"I plan to shake out whatever ideas I see that might be applicable to the South Bronx. I'm always on the look-out."
One gray afternoon, South Bronx activist Monxo Lopez is on the third floor of the Cooper-Hewitt, Smithsonian Design Museum. Lopez is an adjunct assistant professor of Latino Studies at Hunter College, a cartographer and an environmental activist. He's lived in Mott Haven for the last 12 years, where he's worked on issues like waterfront accessibility and curbing illegal truck traffic in the neighborhood.
So WNYC invited him to walk through the current exhibit at the museum, "By the People: Designing a Better America," which focuses on how design can solve poverty. The show features over 60 projects from across the nation, gathered by curator of socially-responsible design Cynthia Smith. There's a mini-car from Michigan that runs on electricity, a blue barrel that serves as a water station for migrants in Arizona, and a poster that shows a house unfolding like a transformer to become an outdoor stage.

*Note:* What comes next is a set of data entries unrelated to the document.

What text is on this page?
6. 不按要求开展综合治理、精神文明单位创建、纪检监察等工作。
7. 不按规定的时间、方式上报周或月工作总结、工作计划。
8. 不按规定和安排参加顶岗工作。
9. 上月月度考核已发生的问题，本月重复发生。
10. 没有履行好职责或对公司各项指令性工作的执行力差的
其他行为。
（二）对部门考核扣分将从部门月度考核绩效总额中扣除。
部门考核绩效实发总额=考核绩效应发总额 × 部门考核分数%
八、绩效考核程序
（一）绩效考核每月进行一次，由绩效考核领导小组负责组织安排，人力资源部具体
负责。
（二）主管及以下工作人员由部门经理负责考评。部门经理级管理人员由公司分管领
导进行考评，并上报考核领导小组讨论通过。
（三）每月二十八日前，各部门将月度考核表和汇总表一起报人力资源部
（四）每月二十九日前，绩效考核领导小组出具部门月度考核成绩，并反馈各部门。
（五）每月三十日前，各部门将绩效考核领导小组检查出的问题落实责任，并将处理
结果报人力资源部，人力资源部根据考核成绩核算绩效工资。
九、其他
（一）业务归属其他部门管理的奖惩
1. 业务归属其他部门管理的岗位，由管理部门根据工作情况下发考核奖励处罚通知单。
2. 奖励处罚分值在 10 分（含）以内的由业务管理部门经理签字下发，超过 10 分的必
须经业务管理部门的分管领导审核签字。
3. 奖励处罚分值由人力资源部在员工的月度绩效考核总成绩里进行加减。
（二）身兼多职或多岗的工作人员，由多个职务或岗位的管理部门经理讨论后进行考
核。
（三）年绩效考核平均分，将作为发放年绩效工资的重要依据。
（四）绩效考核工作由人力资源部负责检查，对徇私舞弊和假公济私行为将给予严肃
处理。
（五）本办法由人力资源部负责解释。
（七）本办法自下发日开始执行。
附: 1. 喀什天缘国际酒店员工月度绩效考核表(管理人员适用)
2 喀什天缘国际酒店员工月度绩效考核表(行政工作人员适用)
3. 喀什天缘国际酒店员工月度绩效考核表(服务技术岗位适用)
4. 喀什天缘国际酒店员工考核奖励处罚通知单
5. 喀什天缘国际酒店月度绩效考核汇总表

Walking through the galleries, Lopez finds some interesting projects — a museum in San Antonio preserving the culture of threatened barrios, a project in California that turns firehouses into health centers. But what really catches his eye is a plan to renovate 8 public housing towers in Brownsville, Brooklyn. Like Brownsville, the South Bronx has a lot of public housing. The plan creates pathways between towers, breaking up the block and integrating it better with the surrounding community.
Lopez says it's a good idea, because the interior courtyards in public housing, often feel isolated or cut-off.
"When you build a green area like that, it's a recipe for unsafety," he said.
However, the Superblock Retrofit, as it's called, is still just a proposal. Curator Cynthia Smith says the project is a smart idea and it's had a lot of community support, but she can't say if it will happen or not. She noted, "It takes political will to do this."
This is exactly what frustrates activists like Lopez.
"I’ve seen our community function as a credit farm...for the students of different universities to get credit for their work in creating renderings, or interviewing people for journalism schools, and we are skeptical about that," he said. "Nothing or very little ever comes back to the community."
Still, Lopez thinks an exhibit like this should come to the South Bronx, so residents can see it and know what might be possible. He also wants to see these ideas go to City Hall because it represents the other side of the equation: it's there that you find the power brokers who can often decide what ideas get off the page and actually become a reality.
"By the People: Designing a Better America" will be on display at the Cooper-Hewitt, Smithsonian Design Museum until February 26, 2017.